Der Prognose der Londoner Erbsenzähler für die laufende Saison zufolge dürften die 20 Mitglieder der Premier League einen Umsatz von sechs Milliarden Pfund (7,11 Milliarden Euro) erreichen. Spaniens La Liga (3,7 Milliarden Euro) und die deutsche Bundesliga (3,6 Milliarden Euro) liegen weit zurück. Der Grund liegt vor allem im lukrativen Verkauf von TV-Rechten in den USA.

Mächtiger Schuldenberg

Freilich ist der englische Fußball auch bis über beide Ohren verschuldet.

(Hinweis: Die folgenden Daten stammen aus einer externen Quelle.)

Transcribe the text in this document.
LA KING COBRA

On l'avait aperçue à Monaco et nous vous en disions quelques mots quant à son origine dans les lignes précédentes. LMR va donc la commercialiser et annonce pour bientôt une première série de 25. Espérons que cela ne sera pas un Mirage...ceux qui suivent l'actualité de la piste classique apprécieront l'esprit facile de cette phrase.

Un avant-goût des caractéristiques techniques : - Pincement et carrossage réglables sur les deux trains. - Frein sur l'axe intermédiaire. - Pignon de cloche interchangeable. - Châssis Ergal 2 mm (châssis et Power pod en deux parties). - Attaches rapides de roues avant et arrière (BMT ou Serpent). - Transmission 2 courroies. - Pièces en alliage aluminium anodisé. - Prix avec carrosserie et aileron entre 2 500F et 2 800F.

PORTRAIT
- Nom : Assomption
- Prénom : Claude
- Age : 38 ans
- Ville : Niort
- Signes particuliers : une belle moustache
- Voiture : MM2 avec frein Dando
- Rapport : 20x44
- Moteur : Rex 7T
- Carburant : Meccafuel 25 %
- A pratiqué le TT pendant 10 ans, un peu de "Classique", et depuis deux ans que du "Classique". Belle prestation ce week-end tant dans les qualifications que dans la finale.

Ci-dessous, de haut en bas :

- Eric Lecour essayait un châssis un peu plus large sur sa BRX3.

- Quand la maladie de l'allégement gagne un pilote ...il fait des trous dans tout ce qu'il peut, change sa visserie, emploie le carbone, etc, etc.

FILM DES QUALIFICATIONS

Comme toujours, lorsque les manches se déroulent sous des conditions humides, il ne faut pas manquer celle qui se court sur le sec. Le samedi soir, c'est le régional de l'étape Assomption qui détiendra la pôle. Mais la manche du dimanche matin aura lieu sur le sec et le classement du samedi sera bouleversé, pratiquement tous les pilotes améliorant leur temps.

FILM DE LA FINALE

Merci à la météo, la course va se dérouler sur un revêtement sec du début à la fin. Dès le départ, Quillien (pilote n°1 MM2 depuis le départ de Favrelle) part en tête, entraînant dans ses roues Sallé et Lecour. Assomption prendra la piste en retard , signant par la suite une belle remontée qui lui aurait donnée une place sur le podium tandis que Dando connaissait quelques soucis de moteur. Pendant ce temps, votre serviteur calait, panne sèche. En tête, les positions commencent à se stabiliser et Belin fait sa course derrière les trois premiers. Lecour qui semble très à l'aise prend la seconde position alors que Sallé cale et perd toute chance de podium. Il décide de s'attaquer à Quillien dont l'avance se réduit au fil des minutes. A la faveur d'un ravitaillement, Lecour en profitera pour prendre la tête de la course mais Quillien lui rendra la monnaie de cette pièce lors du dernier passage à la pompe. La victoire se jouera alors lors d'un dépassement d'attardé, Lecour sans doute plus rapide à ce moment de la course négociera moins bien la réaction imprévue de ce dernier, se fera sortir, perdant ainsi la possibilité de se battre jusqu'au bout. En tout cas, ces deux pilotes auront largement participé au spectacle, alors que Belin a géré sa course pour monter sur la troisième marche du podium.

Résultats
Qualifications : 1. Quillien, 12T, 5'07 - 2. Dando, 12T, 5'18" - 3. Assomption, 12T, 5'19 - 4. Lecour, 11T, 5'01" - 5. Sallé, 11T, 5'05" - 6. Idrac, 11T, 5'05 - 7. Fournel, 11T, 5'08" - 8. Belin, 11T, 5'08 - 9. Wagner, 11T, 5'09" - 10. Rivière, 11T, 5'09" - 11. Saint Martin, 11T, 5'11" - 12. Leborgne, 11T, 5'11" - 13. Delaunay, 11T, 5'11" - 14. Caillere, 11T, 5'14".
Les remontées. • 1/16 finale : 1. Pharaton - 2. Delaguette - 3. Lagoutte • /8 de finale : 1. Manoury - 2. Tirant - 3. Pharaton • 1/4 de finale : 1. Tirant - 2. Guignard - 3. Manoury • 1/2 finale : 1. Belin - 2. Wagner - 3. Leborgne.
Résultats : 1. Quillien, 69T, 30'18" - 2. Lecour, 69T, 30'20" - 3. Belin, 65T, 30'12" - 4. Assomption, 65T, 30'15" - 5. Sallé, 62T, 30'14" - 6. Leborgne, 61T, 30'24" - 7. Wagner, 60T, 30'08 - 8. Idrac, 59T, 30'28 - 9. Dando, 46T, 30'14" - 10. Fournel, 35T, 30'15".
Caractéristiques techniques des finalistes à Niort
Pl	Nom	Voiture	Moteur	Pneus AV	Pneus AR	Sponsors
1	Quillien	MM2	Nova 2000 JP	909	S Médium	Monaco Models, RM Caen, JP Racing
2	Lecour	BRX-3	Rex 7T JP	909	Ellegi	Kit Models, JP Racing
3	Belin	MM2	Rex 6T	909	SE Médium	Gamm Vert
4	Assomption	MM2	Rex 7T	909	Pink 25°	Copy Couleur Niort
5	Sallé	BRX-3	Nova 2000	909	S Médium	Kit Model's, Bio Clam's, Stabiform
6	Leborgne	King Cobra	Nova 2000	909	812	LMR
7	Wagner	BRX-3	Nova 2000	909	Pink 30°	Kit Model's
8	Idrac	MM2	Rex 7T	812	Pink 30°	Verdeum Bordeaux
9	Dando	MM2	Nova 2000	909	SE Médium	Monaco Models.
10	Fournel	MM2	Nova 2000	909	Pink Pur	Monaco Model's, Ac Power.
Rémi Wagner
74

Insgesamt drückte die 20 Klubs nach der am Donnerstag veröffentlichten Deloitte-Bilanz zum Ende der Saison 2020/21 eine kombinierte Schuldenlast von 4,86 Milliarden Euro. Solch nüchterne Analysen fallen seit Jahren auf steinigen Boden, immer neue Milliarden von mehr oder weniger seriösen Investoren (Sportswashing!) befördern die schwindelerregenden Gehälter von Spitzenklubs wie Manchester City, Liverpool und Arsenal. Vergangene Saison verleibte sich der saudische Investitionsfonds Newcastle ein.

Die jüngsten Spekulationen drehen sich um die Ikone Manchester United. Der Verein mit großer Dominanz unter Trainerlegende Alex Ferguson rund um die Jahrhundertwende hat zehn magere Jahre und einen verheerenden Saisonstart unter dem neuen Manager Erik ten Hag hinter sich. Kaum signalisierte die US-Eigentümerfamilie Glazer diese Woche Verkaufsgelüste, meldete sich schon ein Milliardär, diesmal sogar ein britischer, zu Wort: "Jim würde gern kaufen", bestätigte ein Sprecher des aus Manchester gebürtigen Jim Ratcliffe.

Zuvor hatte Tesla-Chef Elon Musk per Twitter die Hoffnung vieler ManUnited-Fans rund um den Globus befeuert, wenig später aber wieder enttäuscht: Sein Interesse sei "ein Scherz" gewesen. Ratcliffe hingegen witzelt nicht. Das Boulevardblatt Sun brachte die Sache wortspielerisch auf den Punkt: "Rat can save sinking ship" – der Geschäftsmann, abgekürzt Rat gleich Ratte, könne "das sinkende Schiff retten".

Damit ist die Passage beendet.